As already pointed out, there are parts of his political career where some may have misgivings but they do not despise Dabengwa for it. They disagree but do so respectfully. 

His quiet, soft-spoken and calm character was charming and disarming.

I had first hand encounter with him as a young lawyer in Harare when he was Home Affairs minister.

A certain company had fallen into debt. He was the guarantor to a facility taken by the company. 

When I saw his name on the documents, I hesitated and went to speak with my boss.

I did not want to embarrass the firm. I could be accused of being overzealous!

The boss very correctly threw it back into my court and said it was my case, therefore it was my decision on how to proceed. I decided to write the minister a letter of demand. 

A few days later my secretary rang to advise me that Dabengwa was on the line for me. I hadn’t expected it so soon. 

“Good afternoon, minister,” I said. He must have sensed my hesitation. 

“Good afternoon, Mr Magaisa,” he replied. “I’m sorry for the trouble. But can I please make an appointment to come and see you over this matter?” 

Now that was awkward. The minister wants to come and see me? 

“No problem, Minister. We can make a mutually-convenient arrangement,” I said. 

“No, Mr Magaisa, let me come there myself” as soft-spoken as ever. 

I wasn’t sure what to expect. Was he trying to intimidate me? He was, after all, a big man and I was just a young lawyer trying to find and define my path.

I waited. Sure enough he came to Beverley Court where our law offices were located. He sat at reception like all other visitors and waited his turn. 

When he came to the office he was warm and respectful. We spoke a little, exchanging pleasantries. I offered tea but he politely declined.

Then he took out his chequebook and wrote the amount and signed, apologising profusely for the trouble that his associated business had caused.

“It will never happen again,” he promised as we shook hands and he left. It was a humbling experience.

Here was a man of power, submitting politely to the rule of law. I admired that quality. 

The visit had created a bit of a buzz around the office so I had quite a tale to tell to many people.

I remembered a favourite scripture: Give to Caesar what belongs to Caesar and to God what is God’s. The man of power had given his dues to Caesar. That is as it ought to be. 

That encounter left me with a great impression of the man. I had tried to go out of my way to exercise forbearance, to treat him like a big man.

But he just wanted to be treated like an ordinary businessman who had obligations to fulfil.

He was not asking for favours. He knew he had faltered and there was a duty that needed to be met and he did just that.
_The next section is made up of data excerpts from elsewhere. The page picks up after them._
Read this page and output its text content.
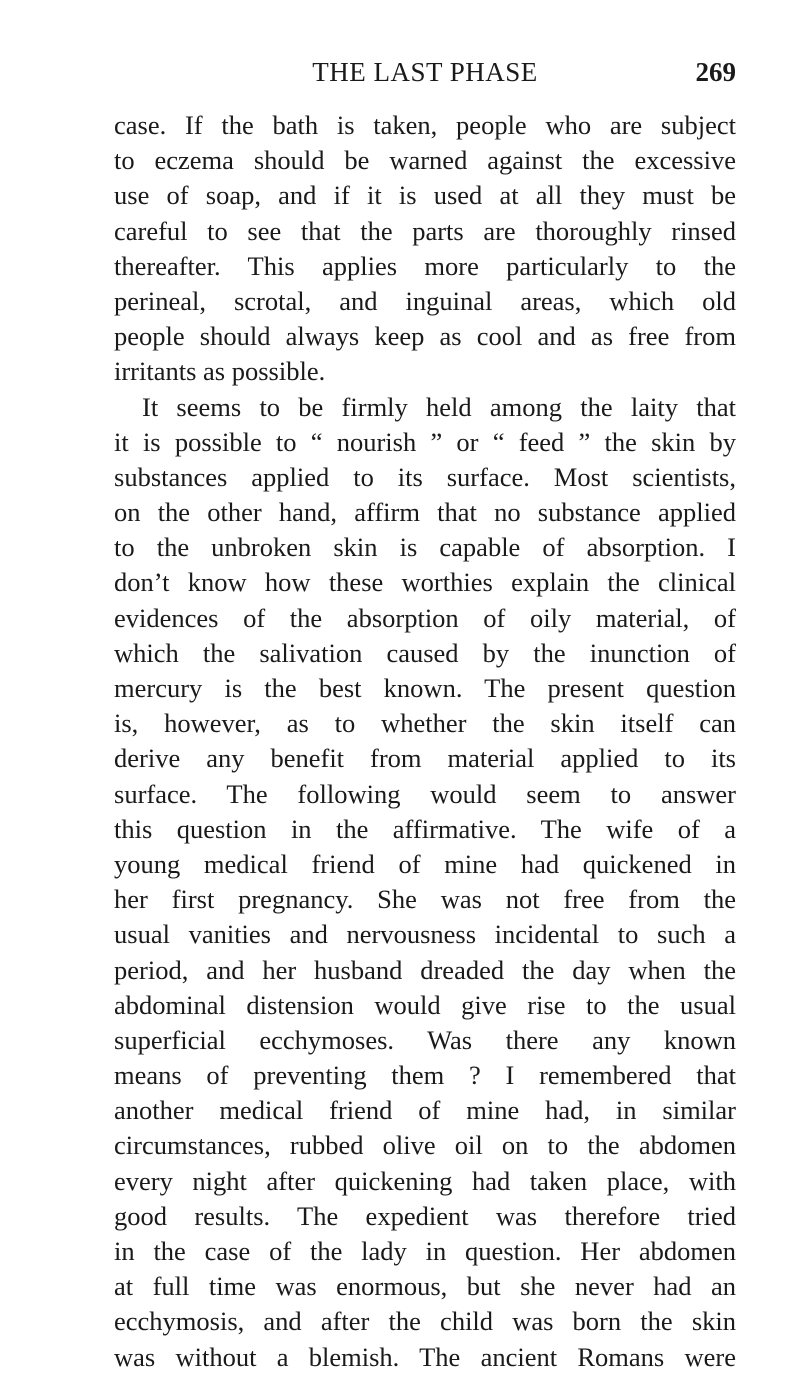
THE LAST PHASE	269
case. If the bath is taken, people who are subject
to eczema should be warned against the excessive
use of soap, and if it is used at all they must be
careful to see that the parts are thoroughly rinsed
thereafter. This applies more particularly to the
perineal, scrotal, and inguinal areas, which old
people should always keep as cool and as free from
irritants as possible.
It seems to be firmly held among the laity that
it is possible to “ nourish ” or “ feed ” the skin by
substances applied to its surface. Most scientists,
on the other hand, affirm that no substance applied
to the unbroken skin is capable of absorption. I
don’t know how these worthies explain the clinical
evidences of the absorption of oily material, of
which the salivation caused by the inunction of
mercury is the best known. The present question
is, however, as to whether the skin itself can
derive any benefit from material applied to its
surface. The following would seem to answer
this question in the affirmative. The wife of a
young medical friend of mine had quickened in
her first pregnancy. She was not free from the
usual vanities and nervousness incidental to such a
period, and her husband dreaded the day when the
abdominal distension would give rise to the usual
superficial ecchymoses. Was there any known
means of preventing them ? I remembered that
another medical friend of mine had, in similar
circumstances, rubbed olive oil on to the abdomen
every night after quickening had taken place, with
good results. The expedient was therefore tried
in the case of the lady in question. Her abdomen
at full time was enormous, but she never had an
ecchymosis, and after the child was born the skin
was without a blemish. The ancient Romans were
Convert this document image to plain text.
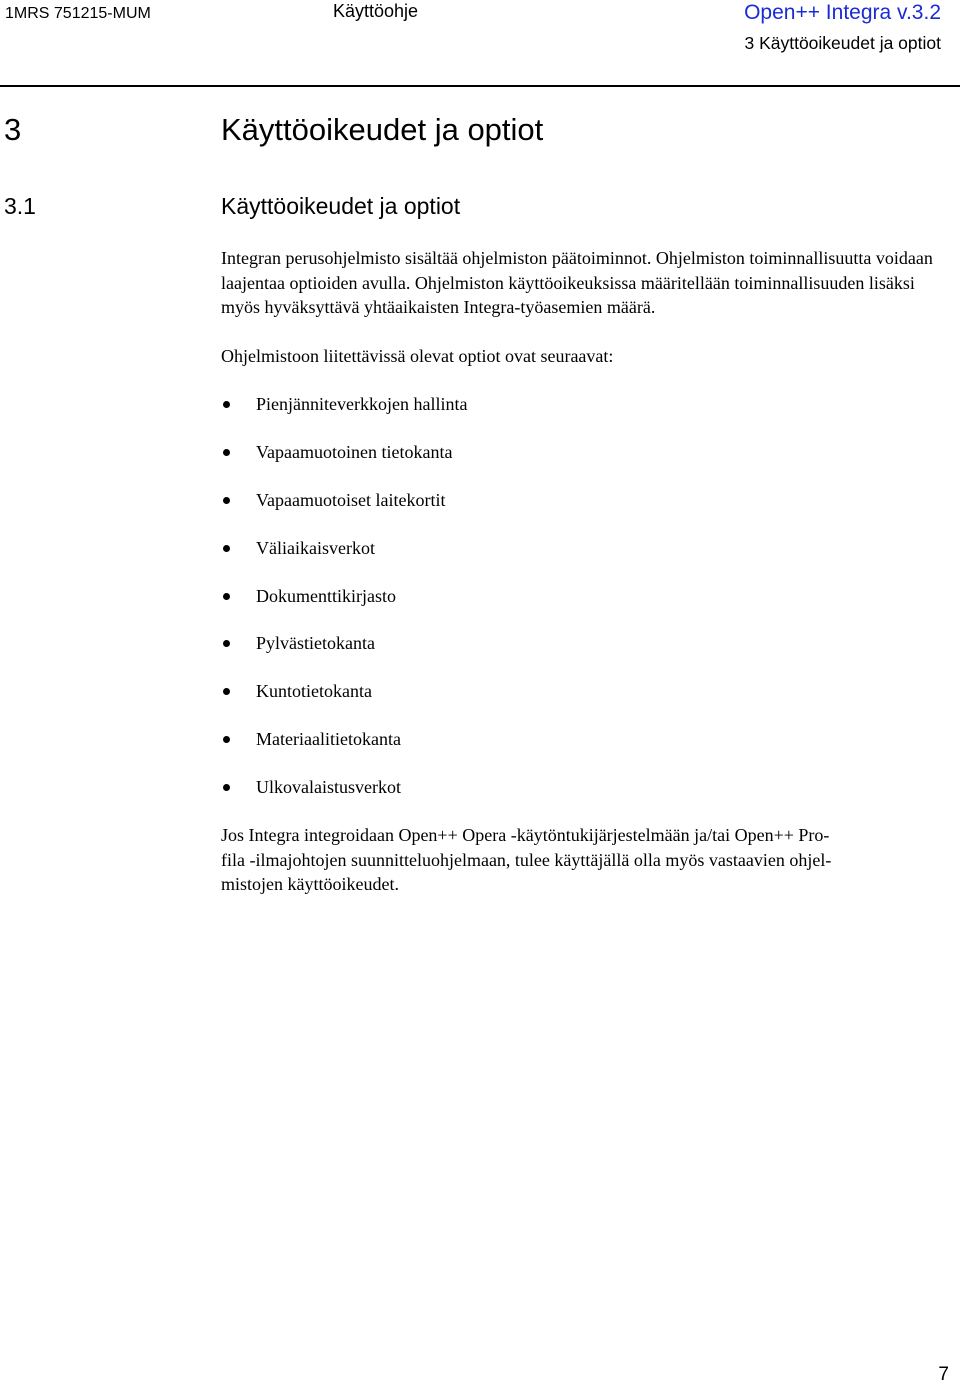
1MRS 751215-MUM	Käyttöohje	Open++ Integra v.3.2
3 Käyttöoikeudet ja optiot
3	Käyttöoikeudet ja optiot
3.1	Käyttöoikeudet ja optiot

Integran perusohjelmisto sisältää ohjelmiston päätoiminnot. Ohjelmiston toiminnallisuutta voidaan laajentaa optioiden avulla. Ohjelmiston käyttöoikeuksissa määritellään toiminnallisuuden lisäksi myös hyväksyttävä yhtäaikaisten Integra-työasemien määrä.

Ohjelmistoon liitettävissä olevat optiot ovat seuraavat:

Pienjänniteverkkojen hallinta
Vapaamuotoinen tietokanta
Vapaamuotoiset laitekortit
Väliaikaisverkot
Dokumenttikirjasto
Pylvästietokanta
Kuntotietokanta
Materiaalitietokanta
Ulkovalaistusverkot

Jos Integra integroidaan Open++ Opera -käytöntukijärjestelmään ja/tai Open++ Pro-
fila -ilmajohtojen suunnitteluohjelmaan, tulee käyttäjällä olla myös vastaavien ohjel-
mistojen käyttöoikeudet.

7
This is the type of leader that Zimbabwe has been yearning for. 

In many ways, I do sincerely believe that Dabengwa could have made a great president.

He understood the pain and suffering of authoritarian rule — he had opposed it more than once and had suffered under two successive authoritarian regimes.

But he had also served one of the authoritarian regimes and later had sufficient time out in the cold, reflecting upon his life and career.

He had listened to his conscience and complied with its demands.

Even if it was now too late for him to be president, Dabengwa would have been a great guide and adviser. 

Perhaps the words of the judge who acquitted him in his treason trial sum up the character of the man.

Quoted by the New York Times, Judge Hilary Squires, who had served as a cabinet minister during the Smith regime said Dabengwa had been “the most impressive witness any of us has seen in court in a long time.’’ 

For us, he has, indeed, been a most impressive witness and servant of our struggles.

A dignified and courageous man, words alone do not do justice. It was an honour, comrade.

May your soul be at peace as you now share company with other comrades who departed before your time. Rex, Mafela, Nikita, JZ, Tongogara, Umdala Wethu and many more. 

The struggle here, for human dignity, fairness, common sense and economic well-being will continue with a new generation.

The torch has been received and it shines brightly, despite the enormous challenges.

The young suckers that must grow in place of the old banana tree that has retired are here, as indeed, the great Chinua Achebe would approve quoting the wisdom of his Igbo forbearers.